A desigualdade em matéria de carbono é atualmente um dos problemas mais prementes do mundo

As questões de classe social e econômica devem estar no centro de nossa resposta à crise climática, para enfrentar as enormes desigualdades entre a pegada de carbono dos ricos e dos pobres e evitar um retrocesso contra as políticas climáticas, afirmou o economista Thomas Piketty.

Serão necessárias regulamentações para proibir bens e serviços que tenham emissões de gases de efeito de estufa desnecessariamente elevadas, como jatos privados, veículos de grandes dimensões e voos de curta distância, disse ele numa entrevista ao jornal The Guardian.

Os países ricos também devem criar impostos progressivos sobre o carbono que levam em consideração a renda das pessoas e sua capacidade de reduzir as emissões, uma vez que as políticas atuais não se adaptam às necessidades reais das pessoas.

“Temos que colocar a classe e os estudos sobre a desigualdade entre as classes sociais no centro de nossas análises sobre os desafios ambientais em geral”, afirmou Thomas Piketty. “Se não o fizermos, não conseguiremos obter uma maioria [de pessoas a favor de uma ação forte] e não seremos capazes de realizar isso”.

O proeminente economista francês é o autor da obra seminal O capital no século XXI e um dos principais pensadores mundiais sobre a desigualdade. Seu trabalho foi muito influente após a crise financeira de 2008 e ele está cada vez mais atento à crise climática como codiretor do World Inequality Lab.

Até o momento, embora os ambientalistas tenham apontado o dedo para os países desenvolvidos, contrastando suas elevadas emissões com a difícil situação do mundo em desenvolvimento, qualquer forma de análise de classe – abordando as preocupações das pessoas pobres nos países ricos – tem estado em grande parte ausente, segundo Thomas Piketty. “Um dos grandes fracassos do movimento ambientalista tem sido sua tendência em ignorar a dimensão de classe e a desigualdade social. Acho isso muito surpreendente”.

Ele disse que a questão da desigualdade em matéria de carbono é atualmente um dos problemas mais prementes do mundo. A profunda desigualdade em matéria de carbono “é agora maior do que já foi alguma vez desde o século XIX”, afirmou. Este é um fator importante para os ataques que estão sendo feitos à política climática por alguns setores.
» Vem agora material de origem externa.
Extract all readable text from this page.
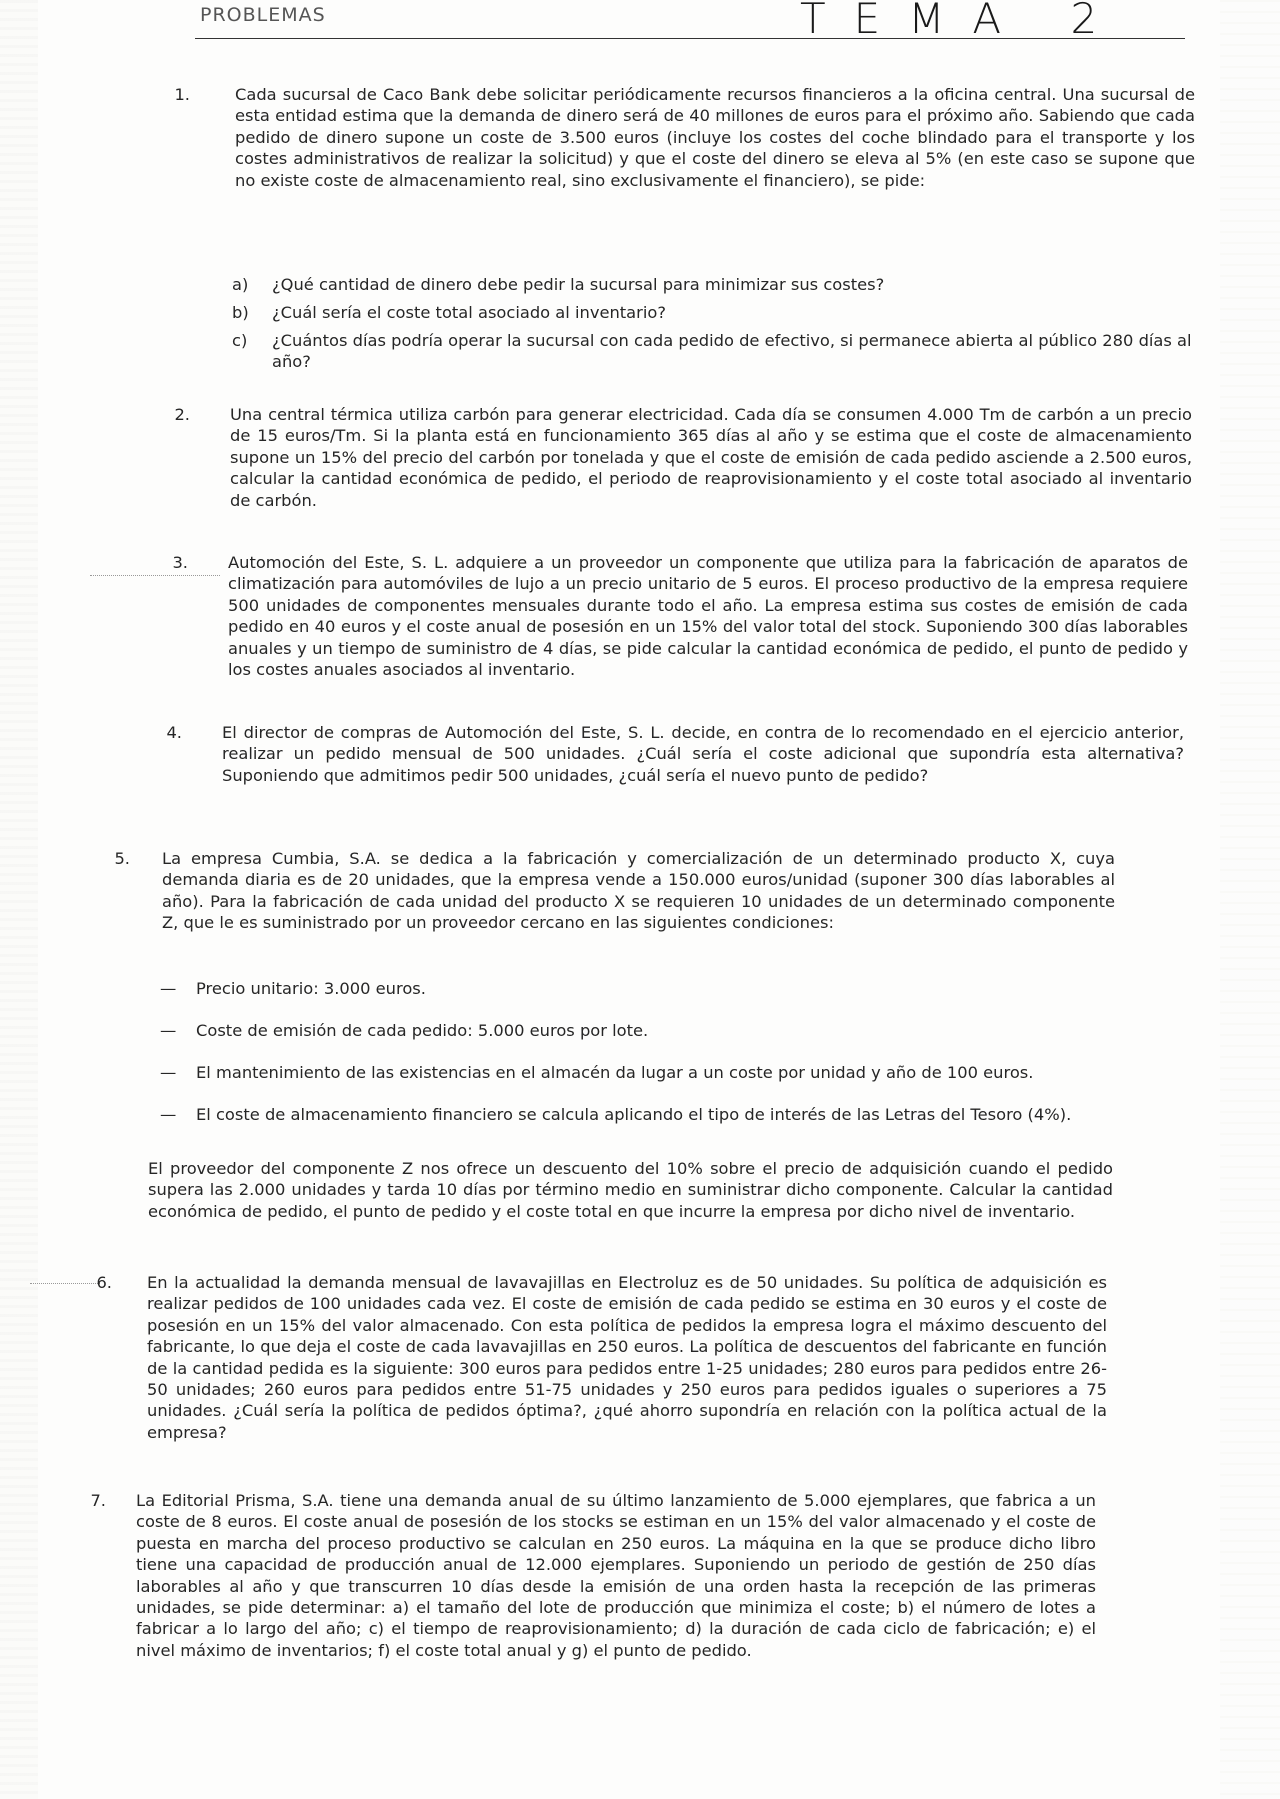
PROBLEMAS	TEMA 2
1.	Cada sucursal de Caco Bank debe solicitar periódicamente recursos financieros a la oficina central. Una sucursal de esta entidad estima que la demanda de dinero será de 40 millones de euros para el próximo año. Sabiendo que cada pedido de dinero supone un coste de 3.500 euros (incluye los costes del coche blindado para el transporte y los costes administrativos de realizar la solicitud) y que el coste del dinero se eleva al 5% (en este caso se supone que no existe coste de almacenamiento real, sino exclusivamente el financiero), se pide:
a) ¿Qué cantidad de dinero debe pedir la sucursal para minimizar sus costes?
b) ¿Cuál sería el coste total asociado al inventario?
c) ¿Cuántos días podría operar la sucursal con cada pedido de efectivo, si permanece abierta al público 280 días al año?
2. Una central térmica utiliza carbón para generar electricidad. Cada día se consumen 4.000 Tm de carbón a un precio de 15 euros/Tm. Si la planta está en funcionamiento 365 días al año y se estima que el coste de almacenamiento supone un 15% del precio del carbón por tonelada y que el coste de emisión de cada pedido asciende a 2.500 euros, calcular la cantidad económica de pedido, el periodo de reaprovisionamiento y el coste total asociado al inventario de carbón.
3. Automoción del Este, S. L. adquiere a un proveedor un componente que utiliza para la fabricación de aparatos de climatización para automóviles de lujo a un precio unitario de 5 euros. El proceso productivo de la empresa requiere 500 unidades de componentes mensuales durante todo el año. La empresa estima sus costes de emisión de cada pedido en 40 euros y el coste anual de posesión en un 15% del valor total del stock. Suponiendo 300 días laborables anuales y un tiempo de suministro de 4 días, se pide calcular la cantidad económica de pedido, el punto de pedido y los costes anuales asociados al inventario.
4. El director de compras de Automoción del Este, S. L. decide, en contra de lo recomendado en el ejercicio anterior, realizar un pedido mensual de 500 unidades. ¿Cuál sería el coste adicional que supondría esta alternativa? Suponiendo que admitimos pedir 500 unidades, ¿cuál sería el nuevo punto de pedido?
5. La empresa Cumbia, S.A. se dedica a la fabricación y comercialización de un determinado producto X, cuya demanda diaria es de 20 unidades, que la empresa vende a 150.000 euros/unidad (suponer 300 días laborables al año). Para la fabricación de cada unidad del producto X se requieren 10 unidades de un determinado componente Z, que le es suministrado por un proveedor cercano en las siguientes condiciones:
— Precio unitario: 3.000 euros.
— Coste de emisión de cada pedido: 5.000 euros por lote.
— El mantenimiento de las existencias en el almacén da lugar a un coste por unidad y año de 100 euros.
— El coste de almacenamiento financiero se calcula aplicando el tipo de interés de las Letras del Tesoro (4%).
El proveedor del componente Z nos ofrece un descuento del 10% sobre el precio de adquisición cuando el pedido supera las 2.000 unidades y tarda 10 días por término medio en suministrar dicho componente. Calcular la cantidad económica de pedido, el punto de pedido y el coste total en que incurre la empresa por dicho nivel de inventario.
6. En la actualidad la demanda mensual de lavavajillas en Electroluz es de 50 unidades. Su política de adquisición es realizar pedidos de 100 unidades cada vez. El coste de emisión de cada pedido se estima en 30 euros y el coste de posesión en un 15% del valor almacenado. Con esta política de pedidos la empresa logra el máximo descuento del fabricante, lo que deja el coste de cada lavavajillas en 250 euros. La política de descuentos del fabricante en función de la cantidad pedida es la siguiente: 300 euros para pedidos entre 1-25 unidades; 280 euros para pedidos entre 26-50 unidades; 260 euros para pedidos entre 51-75 unidades y 250 euros para pedidos iguales o superiores a 75 unidades. ¿Cuál sería la política de pedidos óptima?, ¿qué ahorro supondría en relación con la política actual de la empresa?
7. La Editorial Prisma, S.A. tiene una demanda anual de su último lanzamiento de 5.000 ejemplares, que fabrica a un coste de 8 euros. El coste anual de posesión de los stocks se estiman en un 15% del valor almacenado y el coste de puesta en marcha del proceso productivo se calculan en 250 euros. La máquina en la que se produce dicho libro tiene una capacidad de producción anual de 12.000 ejemplares. Suponiendo un periodo de gestión de 250 días laborables al año y que transcurren 10 días desde la emisión de una orden hasta la recepción de las primeras unidades, se pide determinar: a) el tamaño del lote de producción que minimiza el coste; b) el número de lotes a fabricar a lo largo del año; c) el tiempo de reaprovisionamiento; d) la duración de cada ciclo de fabricación; e) el nivel máximo de inventarios; f) el coste total anual y g) el punto de pedido.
As políticas energéticas mal orientadas em todo o mundo sobrecarregam as pessoas pobres, para quem a energia, a alimentação e a habitação representam uma parte muito maior dos orçamentos familiares do que para os mais abastados. Segundo Thomas Piketty, este fato está provocando uma reação negativa.
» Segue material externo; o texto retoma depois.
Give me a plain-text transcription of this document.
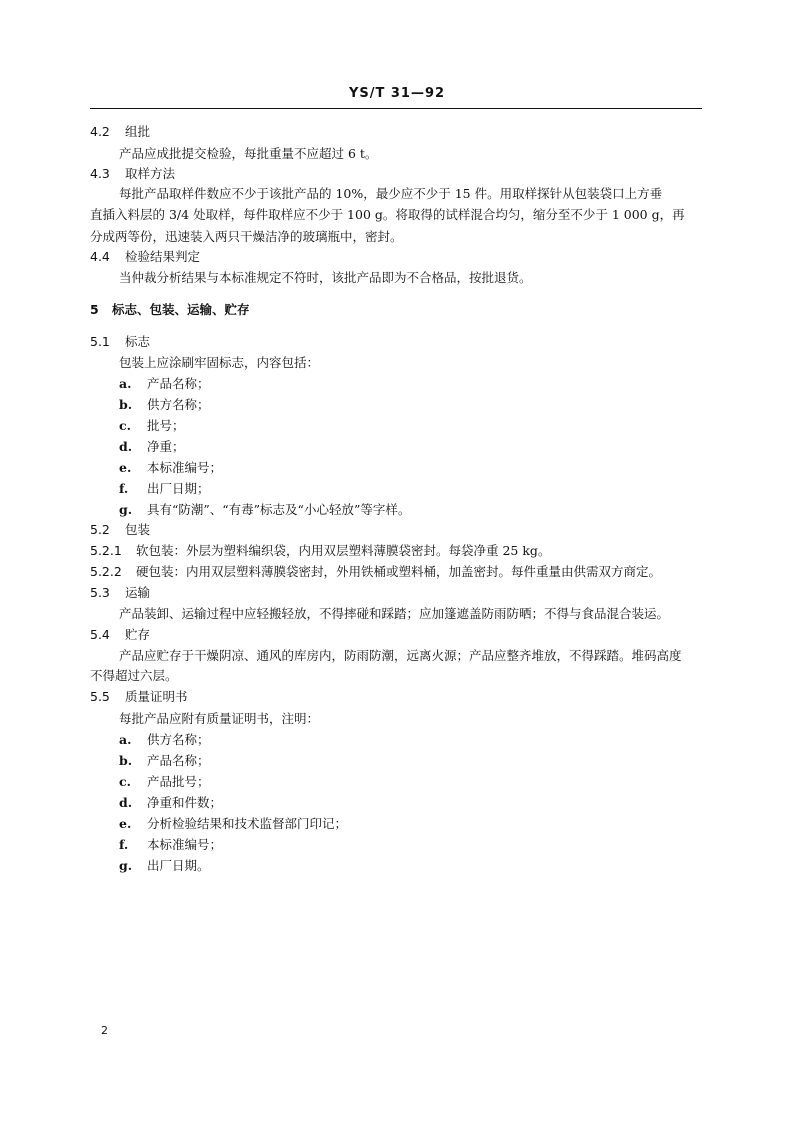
YS/T 31—92
4.2 组批
产品应成批提交检验，每批重量不应超过 6 t。
4.3 取样方法
每批产品取样件数应不少于该批产品的 10%，最少应不少于 15 件。用取样探针从包装袋口上方垂
直插入料层的 3/4 处取样，每件取样应不少于 100 g。将取得的试样混合均匀，缩分至不少于 1 000 g，再
分成两等份，迅速装入两只干燥洁净的玻璃瓶中，密封。
4.4 检验结果判定
当仲裁分析结果与本标准规定不符时，该批产品即为不合格品，按批退货。
5 标志、包装、运输、贮存
5.1 标志
包装上应涂刷牢固标志，内容包括：
a. 产品名称；
b. 供方名称；
c. 批号；
d. 净重；
e. 本标准编号；
f. 出厂日期；
g. 具有“防潮”、“有毒”标志及“小心轻放”等字样。
5.2 包装
5.2.1 软包装：外层为塑料编织袋，内用双层塑料薄膜袋密封。每袋净重 25 kg。
5.2.2 硬包装：内用双层塑料薄膜袋密封，外用铁桶或塑料桶，加盖密封。每件重量由供需双方商定。
5.3 运输
产品装卸、运输过程中应轻搬轻放，不得摔碰和踩踏；应加篷遮盖防雨防晒；不得与食品混合装运。
5.4 贮存
产品应贮存于干燥阴凉、通风的库房内，防雨防潮，远离火源；产品应整齐堆放，不得踩踏。堆码高度
不得超过六层。
5.5 质量证明书
每批产品应附有质量证明书，注明：
a. 供方名称；
b. 产品名称；
c. 产品批号；
d. 净重和件数；
e. 分析检验结果和技术监督部门印记；
f. 本标准编号；
g. 出厂日期。
2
Se as políticas climáticas forem vistas como injustas, afetando as pessoas de baixa renda enquanto as que têm estilos de vida luxuosos continuam intocadas, movimentos de protesto surgirão, como os “gilets jaunes” que paralisaram a França há cinco anos, disse. “Todas as pessoas compreendem agora que todos terão que fazer algum esforço [para reduzir as emissões], não serão apenas os ricos. Mas este esforço tem que ser distribuído de uma forma que possa ser aceito pela população. Se não abordarmos esta questão, vamos ter um movimento gigantesco de coletes amarelos em todos os lugares. E é um pouco isso o que temos”.
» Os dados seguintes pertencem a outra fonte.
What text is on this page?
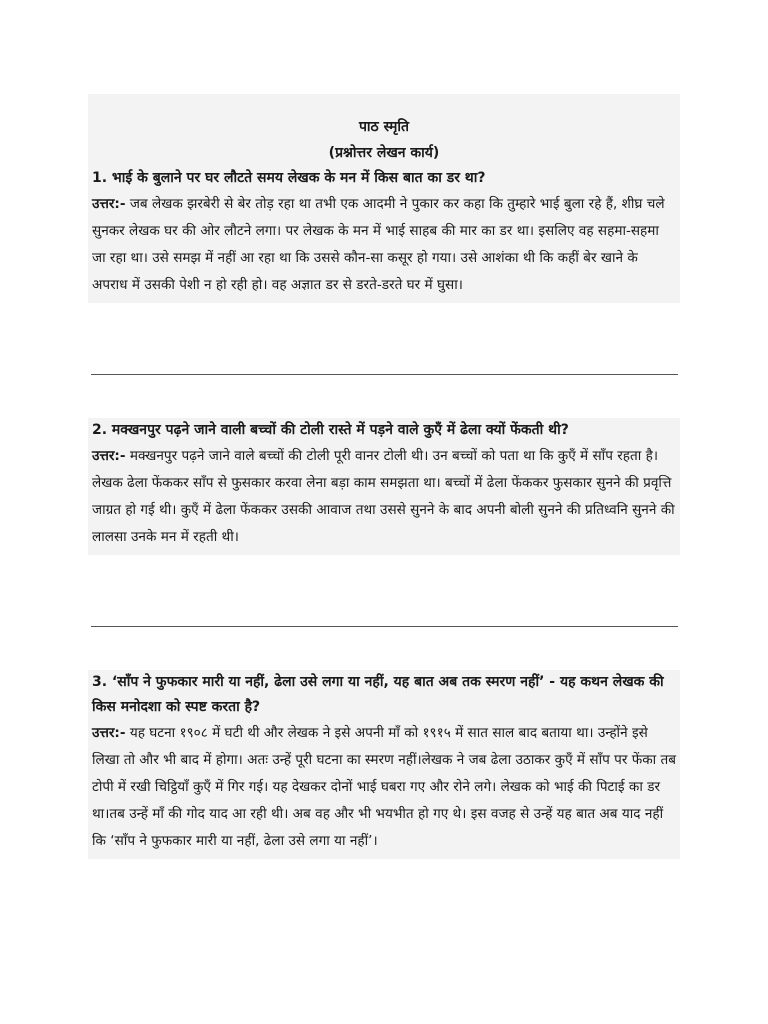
पाठ स्मृति
(प्रश्नोत्तर लेखन कार्य)
1. भाई के बुलाने पर घर लौटते समय लेखक के मन में किस बात का डर था?
उत्तर:- जब लेखक झरबेरी से बेर तोड़ रहा था तभी एक आदमी ने पुकार कर कहा कि तुम्हारे भाई बुला रहे हैं, शीघ्र चले सुनकर लेखक घर की ओर लौटने लगा। पर लेखक के मन में भाई साहब की मार का डर था। इसलिए वह सहमा-सहमा जा रहा था। उसे समझ में नहीं आ रहा था कि उससे कौन-सा कसूर हो गया। उसे आशंका थी कि कहीं बेर खाने के अपराध में उसकी पेशी न हो रही हो। वह अज्ञात डर से डरते-डरते घर में घुसा।
2. मक्खनपुर पढ़ने जाने वाली बच्चों की टोली रास्ते में पड़ने वाले कुएँ में ढेला क्यों फेंकती थी?
उत्तर:- मक्खनपुर पढ़ने जाने वाले बच्चों की टोली पूरी वानर टोली थी। उन बच्चों को पता था कि कुएँ में साँप रहता है। लेखक ढेला फेंककर साँप से फुसकार करवा लेना बड़ा काम समझता था। बच्चों में ढेला फेंककर फुसकार सुनने की प्रवृत्ति जाग्रत हो गई थी। कुएँ में ढेला फेंककर उसकी आवाज तथा उससे सुनने के बाद अपनी बोली सुनने की प्रतिध्वनि सुनने की लालसा उनके मन में रहती थी।
3. ‘साँप ने फुफकार मारी या नहीं, ढेला उसे लगा या नहीं, यह बात अब तक स्मरण नहीं’ - यह कथन लेखक की किस मनोदशा को स्पष्ट करता है?
उत्तर:- यह घटना १९०८ में घटी थी और लेखक ने इसे अपनी माँ को १९१५ में सात साल बाद बताया था। उन्होंने इसे लिखा तो और भी बाद में होगा। अतः उन्हें पूरी घटना का स्मरण नहीं।लेखक ने जब ढेला उठाकर कुएँ में साँप पर फेंका तब टोपी में रखी चिट्ठियाँ कुएँ में गिर गई। यह देखकर दोनों भाई घबरा गए और रोने लगे। लेखक को भाई की पिटाई का डर था।तब उन्हें माँ की गोद याद आ रही थी। अब वह और भी भयभीत हो गए थे। इस वजह से उन्हें यह बात अब याद नहीं कि ‘साँप ने फुफकार मारी या नहीं, ढेला उसे लगा या नहीं’।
Para além da regulamentação destinada a limitar as emissões mais desnecessárias, Thomas Piketty sugere um “imposto progressivo sobre o carbono”, através do qual todos teriam uma permissão de livre emissões cobrindo as necessidades normais, mas as atividades que ultrapassassem esse limite – como voos frequentes de férias, casas grandes ou veículos grandes – seriam tributadas com aumentos maiores, de modo que as atividades mais poluentes fossem sujeitas a “uma enorme tributação”.

Ele acredita que esta abordagem seria popular. Atualmente, muitas pessoas menos abastadas estão preocupadas com o fato de serem elas que suportarão o peso das medidas de redução das emissões. “Muitas pessoas, e os grupos socioeconômicos mais desfavorecidos, sentem que é tudo contra eles e que eles vão pagar por todos, especialmente as pessoas das zonas rurais. Essa é uma grande parte da dificuldade política que temos atualmente”, afirmou. “Temos que tentar fazer tudo o que pudermos para convencer esses grupos de que as pessoas no topo estão pagando sua parte justa. Temos que começar no topo, [com] as pessoas que andam de jato privado”.

A crise climática é frequentemente vista como uma oposição entre os países desenvolvidos, o chamado norte global, e os países em desenvolvimento, no sul global. Mas as pessoas pobres dos países ricos correm o risco de serem seduzidas por políticos nacionalistas ou populistas que se opõem à ação climática.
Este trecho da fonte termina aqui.